Piaccia o no, già le nomine e le prime scelte di Trump sono state molto divisive e particolarmente contestate. Non so dire se in futuro questa tendenza verrà esasperata o al contrario contenuta. Non so neppure se Trump procederà davvero fino in fondo alla demolizione sistematica dell’opera del suo predecessore Obama e allo spostamento dell’ambasciata americana da Tel Aviv a Gerusalemme, come promesso in campagna elettorale. In ogni caso, mi sembra un azzardo puntare tutto su un solo attore, soprattutto con queste premesse. E invece Netanyahu e il governo israeliano sembrano essere saltati sul carro di Trump senza pensarci due volte.

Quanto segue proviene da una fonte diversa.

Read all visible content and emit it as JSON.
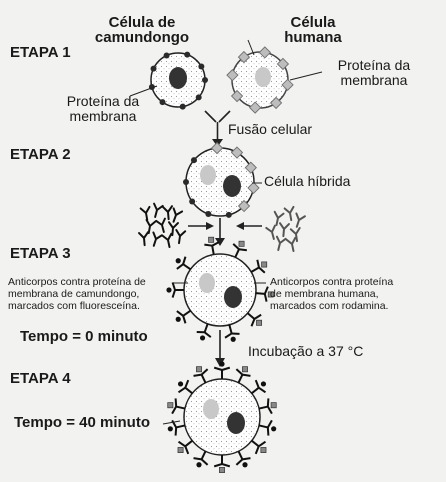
{
  "stages": {
    "s1": "ETAPA 1",
    "s2": "ETAPA 2",
    "s3": "ETAPA 3",
    "s4": "ETAPA 4"
  },
  "cells": {
    "mouse_line1": "Célula de",
    "mouse_line2": "camundongo",
    "human_line1": "Célula",
    "human_line2": "humana",
    "hybrid": "Célula híbrida"
  },
  "proteins": {
    "human_line1": "Proteína da",
    "human_line2": "membrana",
    "mouse_line1": "Proteína da",
    "mouse_line2": "membrana"
  },
  "steps": {
    "fusion": "Fusão celular",
    "incubation": "Incubação a 37 °C"
  },
  "antibodies": {
    "mouse_line1": "Anticorpos contra proteína de",
    "mouse_line2": "membrana de camundongo,",
    "mouse_line3": "marcados com fluoresceína.",
    "human_line1": "Anticorpos contra proteína",
    "human_line2": "de membrana humana,",
    "human_line3": "marcados com rodamina."
  },
  "times": {
    "t0": "Tempo = 0 minuto",
    "t40": "Tempo = 40 minuto"
  },
  "colors": {
    "mouse_protein": "#2a2a2a",
    "human_protein": "#bdbdbd",
    "nucleus_dark": "#333333",
    "nucleus_light": "#c8c8c8"
  }
}
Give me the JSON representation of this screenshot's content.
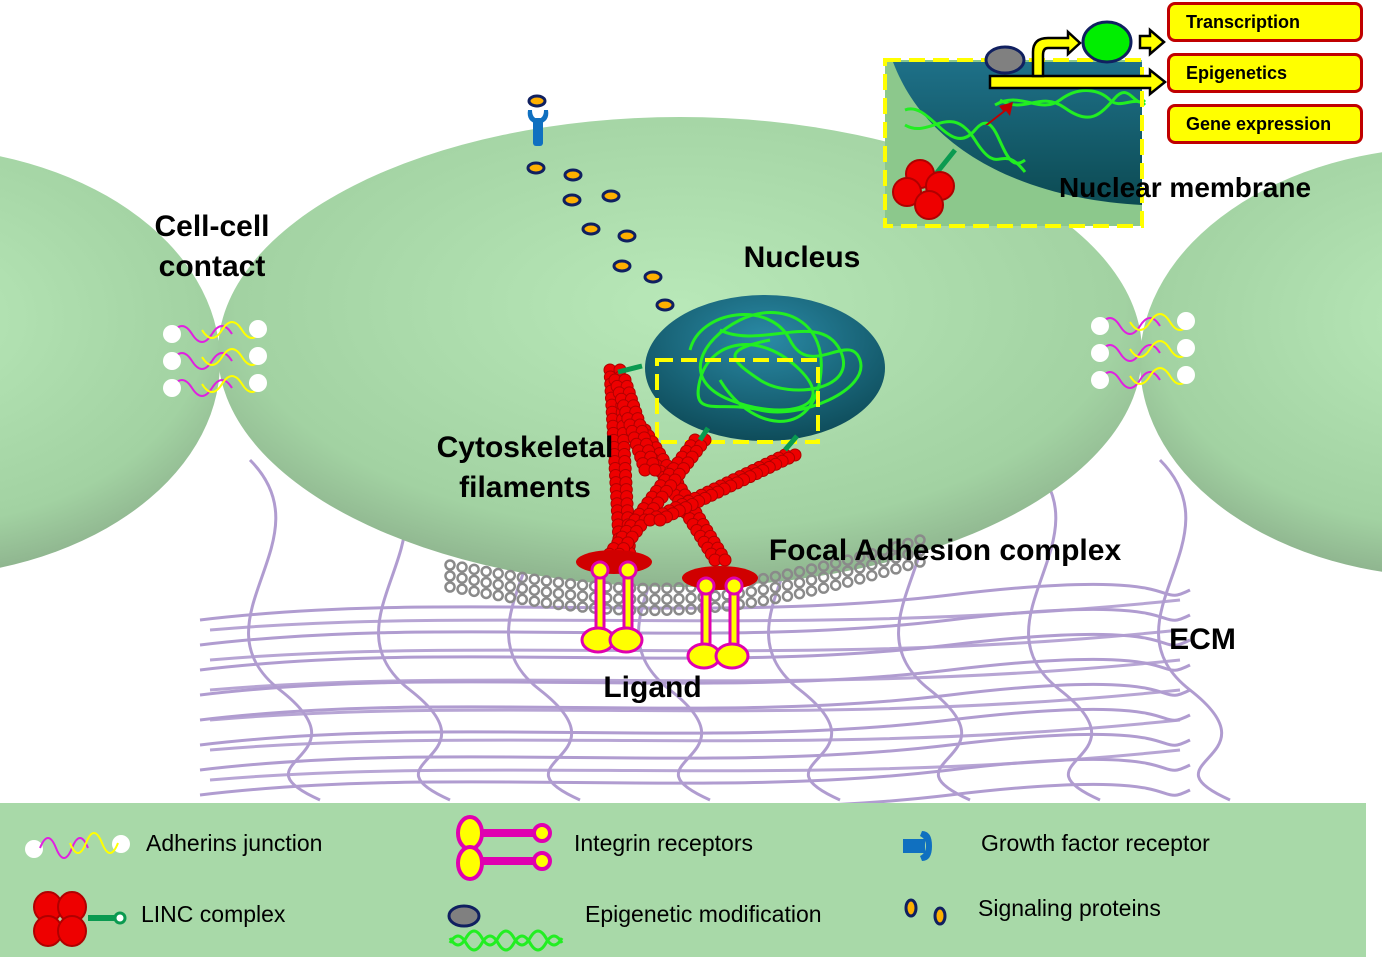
{
  "labels": {
    "cell_contact_1": "Cell-cell",
    "cell_contact_2": "contact",
    "nucleus": "Nucleus",
    "cyto_1": "Cytoskeletal",
    "cyto_2": "filaments",
    "focal": "Focal Adhesion complex",
    "ecm": "ECM",
    "ligand": "Ligand",
    "nuclear_membrane": "Nuclear membrane"
  },
  "outcomes": [
    "Transcription",
    "Epigenetics",
    "Gene expression"
  ],
  "legend": {
    "adherins": "Adherins junction",
    "integrin": "Integrin receptors",
    "growth": "Growth factor receptor",
    "linc": "LINC complex",
    "epigenetic": "Epigenetic modification",
    "signaling": "Signaling proteins"
  },
  "colors": {
    "cell": "#a8dca8",
    "legend_bg": "#a8d9a8",
    "ecm": "#b09cd0",
    "actin": "#ee0000",
    "integrin": "#ffff00",
    "integrin_edge": "#e000b0",
    "box_fill": "#ffff00",
    "box_border": "#c00000"
  }
}
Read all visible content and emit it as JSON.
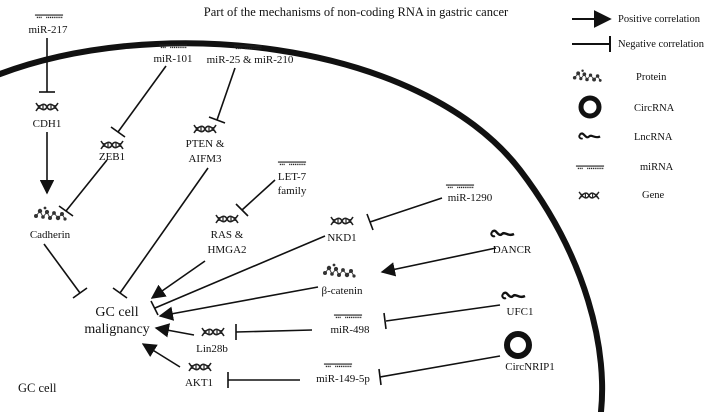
{
  "title": "Part of the mechanisms of non-coding RNA in gastric cancer",
  "cell_label": "GC cell",
  "legend": {
    "positive": "Positive correlation",
    "negative": "Negative correlation",
    "protein": "Protein",
    "circrna": "CircRNA",
    "lncrna": "LncRNA",
    "mirna": "miRNA",
    "gene": "Gene"
  },
  "nodes": {
    "mir217": "miR-217",
    "cdh1": "CDH1",
    "cadherin": "Cadherin",
    "mir101": "miR-101",
    "zeb1": "ZEB1",
    "mir25_210": "miR-25 & miR-210",
    "pten_l1": "PTEN &",
    "pten_l2": "AIFM3",
    "let7_l1": "LET-7",
    "let7_l2": "family",
    "ras_l1": "RAS &",
    "ras_l2": "HMGA2",
    "mir1290": "miR-1290",
    "nkd1": "NKD1",
    "dancr": "DANCR",
    "bcatenin": "β-catenin",
    "ufc1": "UFC1",
    "mir498": "miR-498",
    "lin28b": "Lin28b",
    "circnrip1": "CircNRIP1",
    "mir149": "miR-149-5p",
    "akt1": "AKT1",
    "gc_l1": "GC cell",
    "gc_l2": "malignancy"
  },
  "icons": {
    "mirna": "mirna-icon",
    "gene": "gene-icon",
    "protein": "protein-icon",
    "lncrna": "lncrna-icon",
    "circrna": "circrna-icon",
    "arrow": "arrow-icon",
    "inhibition": "inhibition-icon"
  },
  "colors": {
    "ink": "#111111",
    "background": "#ffffff"
  }
}
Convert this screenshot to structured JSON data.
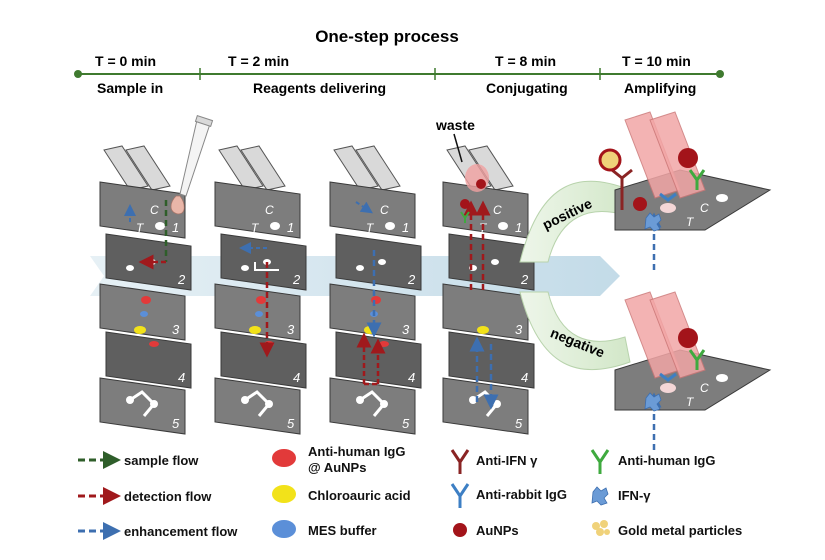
{
  "title": "One-step process",
  "timeline": [
    {
      "time": "T = 0 min",
      "stage": "Sample in"
    },
    {
      "time": "T = 2 min",
      "stage": "Reagents delivering"
    },
    {
      "time": "T = 8 min",
      "stage": "Conjugating"
    },
    {
      "time": "T = 10 min",
      "stage": "Amplifying"
    }
  ],
  "labels": {
    "waste": "waste",
    "positive": "positive",
    "negative": "negative",
    "zone_c": "C",
    "zone_t": "T",
    "panel_numbers": [
      "1",
      "2",
      "3",
      "4",
      "5"
    ]
  },
  "legend": {
    "flows": [
      {
        "label": "sample flow",
        "color": "#2f5e2a"
      },
      {
        "label": "detection flow",
        "color": "#a0191c"
      },
      {
        "label": "enhancement flow",
        "color": "#3d6fb0"
      }
    ],
    "reagents": [
      {
        "label_line1": "Anti-human IgG",
        "label_line2": "@ AuNPs",
        "color": "#e23a3a"
      },
      {
        "label_line1": "Chloroauric acid",
        "label_line2": "",
        "color": "#f2e21a"
      },
      {
        "label_line1": "MES buffer",
        "label_line2": "",
        "color": "#5b8fd8"
      }
    ],
    "antibodies": [
      {
        "label": "Anti-IFN γ",
        "icon": "anti-ifn-gamma-icon",
        "color": "#8a2424"
      },
      {
        "label": "Anti-rabbit IgG",
        "icon": "anti-rabbit-igg-icon",
        "color": "#3d7fc4"
      },
      {
        "label": "AuNPs",
        "icon": "aunp-icon",
        "color": "#a3141a"
      }
    ],
    "other": [
      {
        "label": "Anti-human IgG",
        "icon": "anti-human-igg-icon",
        "color": "#3faa3f"
      },
      {
        "label": "IFN-γ",
        "icon": "ifn-gamma-icon",
        "color": "#6b9bd6"
      },
      {
        "label": "Gold metal particles",
        "icon": "gold-particles-icon",
        "color": "#f0d27a"
      }
    ]
  },
  "colors": {
    "paper": "#7d7d7d",
    "paper_dark": "#5f5f5f",
    "timeline": "#3f7a2f",
    "band": "#cfe3ee",
    "arc": "#d9ead3"
  }
}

Se non scenderanno presto, e non sembrano intenzionati a farlo, è possibile che il giorno in cui lo vorranno non sarà più possibile, almeno in modo indolore, e che Israele rimanga legata a filo doppio alla parabola dell’attuale presidente degli Stati Uniti, ai suoi altari ma anche alla sua polvere.
L’opposizione a Trump e lo sconforto per le sue scelte sono destinati a crescere negli Stati Uniti: non solo tra quanti sono già stati colpiti dalle decisioni del nuovo presidente, ma anche all’interno dei quadri dei partiti democratico e repubblicano, in cui lo stile di Trump è visto molto negativamente. Previsioni troppo nere per il fresco vincitore contro tutto e tutti? Può darsi, ma un dato è certo: fra quattro anni gli statunitensi tornano al voto. Vince nuovamente Trump? La parola fine sarà spostata fra otto anni. Non so quanto possa durare l’epoca di Trump, ma una cosa va oltre ogni ragionevole dubbio: come ha avuto termine il regno di Creso, anche quello di Trump un giorno finirà. “Domani è un altro giorno” è formula un po’ stantia che assolve di solito a scopi autoconsolatori. È un’altra la frase che i sostenitori più strenui di Trump dovrebbero fare propria per evitare in incorrere in errori fatali: “C’è sempre un domani”.